Tanja Holzschuh, stellvertretende Landesvorsitzende der AbL, sieht in der praktischen Umsetzung bereits erste Erfolge. „Dennoch wird es sehr lange dauern, regionale Wertschöpfungsketten im Sinne der bäuerlichen Landwirtschaft sowie der Bio-Märkte flächendeckend aufzubauen. Das wird eine große Herausforderung und kein Selbstläufer sein.“ Dafür fordert Rudolf Bühler von der Bäuerlichen Erzeugergemeinschaft Schwäbisch Hall auch die Verantwortung der Bürger*innen ein: „Wenn wir 40 Prozent Bio wollen, dann müssen auch 40 Prozent der Verbraucher*innen mitziehen und konsequent heimische Bioprodukte zum fairen Preis einkaufen! Und: Artenschutz und Reduzierung von Pestiziden beginnt vor der Haustür von uns allen – etwa im Hausgarten, auf dem Balkon oder entlang der Verkehrswege.“
Langer Weg zum Kompromiss
Das Volksbegehren Artenschutz – „Rettet die Bienen“ hat laut Verbänden einen Stein für den Artenschutz ins Rollen gebracht, aber auch für starke Kontroversen zwischen Naturschutz und Landwirtschaft gesorgt. „Wir haben 2019 an grundsätzlichen Fragen für ein nachhaltiges Baden-Württemberg gearbeitet. Da hat es auch mal ordentlich gekracht. Schließlich haben aber die intensiven Verhandlungen mit allen Beteiligten den Prozess der Aussöhnung von Naturschutz und Landwirtschaft einen großen Schritt vorangebracht“, bewertet Demeter-Landesvorstand Tim Kiesler im Rückblick. Andrea Lenkert-Hörrmann von Slow Food bilanziert: „Das Ergebnis der Initiative ist ein Aufbruch zu einem neuen gesellschaftlichen Grundkonsens über die Zukunft der Landwirtschaft und unseres Ernährungssystems, über den Umgang mit unseren Ressourcen und damit die Zukunft der nachfolgenden Generationen.“
Das Biodiversitätsstärkungsgesetz, das aus dem Volksbegehren entstanden ist, sieht unter anderem vor, einen landesweiten Biotopverbund einzurichten, chemisch-synthetische Pestizide bis zum Jahr 2030 um 40 bis 50 Prozent zu reduzieren und den ökologischen Landbau bis 2030 auf 30 bis 40 Prozent auszubauen.

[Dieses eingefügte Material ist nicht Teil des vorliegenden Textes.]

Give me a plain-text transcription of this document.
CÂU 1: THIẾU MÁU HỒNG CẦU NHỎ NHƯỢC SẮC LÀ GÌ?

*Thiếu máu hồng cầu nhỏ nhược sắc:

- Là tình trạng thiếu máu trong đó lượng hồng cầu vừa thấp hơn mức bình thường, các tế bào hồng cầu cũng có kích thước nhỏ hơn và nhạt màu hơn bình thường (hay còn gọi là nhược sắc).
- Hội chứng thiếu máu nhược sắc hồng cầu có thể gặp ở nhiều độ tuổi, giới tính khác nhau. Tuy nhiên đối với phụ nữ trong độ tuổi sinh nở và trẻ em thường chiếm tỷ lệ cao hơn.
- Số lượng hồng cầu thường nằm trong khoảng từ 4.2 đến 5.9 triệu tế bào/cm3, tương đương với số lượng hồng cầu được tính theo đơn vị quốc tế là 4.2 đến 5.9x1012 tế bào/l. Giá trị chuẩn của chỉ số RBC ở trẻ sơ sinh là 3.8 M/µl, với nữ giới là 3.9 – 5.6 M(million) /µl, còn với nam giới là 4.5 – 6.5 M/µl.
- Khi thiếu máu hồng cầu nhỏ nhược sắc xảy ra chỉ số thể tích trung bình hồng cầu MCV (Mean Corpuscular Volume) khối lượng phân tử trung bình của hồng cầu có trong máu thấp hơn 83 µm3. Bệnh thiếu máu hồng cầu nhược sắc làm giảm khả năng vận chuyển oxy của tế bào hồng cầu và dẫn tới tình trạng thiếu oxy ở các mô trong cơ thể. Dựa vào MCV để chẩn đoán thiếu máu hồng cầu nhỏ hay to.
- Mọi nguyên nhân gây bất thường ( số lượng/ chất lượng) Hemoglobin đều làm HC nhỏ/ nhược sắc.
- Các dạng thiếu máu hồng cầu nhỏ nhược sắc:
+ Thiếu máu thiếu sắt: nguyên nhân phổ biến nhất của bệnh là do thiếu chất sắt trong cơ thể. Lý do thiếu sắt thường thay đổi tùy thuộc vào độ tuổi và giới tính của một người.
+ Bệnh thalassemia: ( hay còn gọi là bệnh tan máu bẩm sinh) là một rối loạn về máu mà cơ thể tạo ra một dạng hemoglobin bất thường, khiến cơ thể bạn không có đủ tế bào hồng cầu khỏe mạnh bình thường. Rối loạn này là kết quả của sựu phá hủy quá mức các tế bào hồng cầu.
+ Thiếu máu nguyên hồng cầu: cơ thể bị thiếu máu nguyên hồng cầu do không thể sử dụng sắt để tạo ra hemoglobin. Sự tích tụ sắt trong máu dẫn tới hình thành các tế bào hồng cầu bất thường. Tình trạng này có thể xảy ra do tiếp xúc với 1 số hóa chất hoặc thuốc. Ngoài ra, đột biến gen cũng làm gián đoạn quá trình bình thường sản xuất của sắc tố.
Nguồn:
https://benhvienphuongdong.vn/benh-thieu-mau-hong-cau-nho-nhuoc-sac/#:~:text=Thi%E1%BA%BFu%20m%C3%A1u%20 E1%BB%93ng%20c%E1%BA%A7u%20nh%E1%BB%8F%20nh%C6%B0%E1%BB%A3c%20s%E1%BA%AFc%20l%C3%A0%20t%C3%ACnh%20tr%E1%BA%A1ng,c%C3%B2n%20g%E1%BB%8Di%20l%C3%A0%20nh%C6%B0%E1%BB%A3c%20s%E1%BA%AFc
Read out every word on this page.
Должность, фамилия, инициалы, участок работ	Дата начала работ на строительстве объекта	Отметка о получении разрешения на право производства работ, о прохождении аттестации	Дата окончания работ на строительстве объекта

Außerdem werden Pestizide in Naturschutzgebieten verboten, Streuobstwiesen besser geschützt, Beleuchtung insektenfreundlich gestaltet, Schottergärten verboten und ein landesweites Ausgleichskataster für Ausgleichsmaßnahmen eingerichtet. Insbesondere im letzten Punkt sieht Gerhard Bronner vom LNV große Chancen für den Naturschutz: „Wir sind froh, dass endlich eine einheitliche Plattform für alle Kompensationsmaßnahmen kommt und so die Chance besteht, das riesige Vollzugsdefizit aufzuarbeiten.“
Die Erfolge in Kürze:
- 40 bis 50 Prozent weniger chemisch-synthetische Pestizide bis 2030
- Ausbau der Öko-Landwirtschaft auf 30 bis 40 Prozent der Flächen bis 2030
- Verbot aller Pestizide in Naturschutzgebieten. Verpflichtung zum Integrierten Pflanzenschutz in allen anderen Schutzgebieten
- Schutz der Streuobstbestände
- Bis 2030 Ausbau des Biotopverbundes auf 15 Prozent der Landesfläche
- Verbot von Schottergärten
- Mindestens 62 Millionen Euro zusätzlich vom Land in den nächsten zwei Jahren für den Artenschutz
PM Bund für Umwelt und Naturschutz Deutschland (BUND), Landesverband Baden-Württemberg e.V.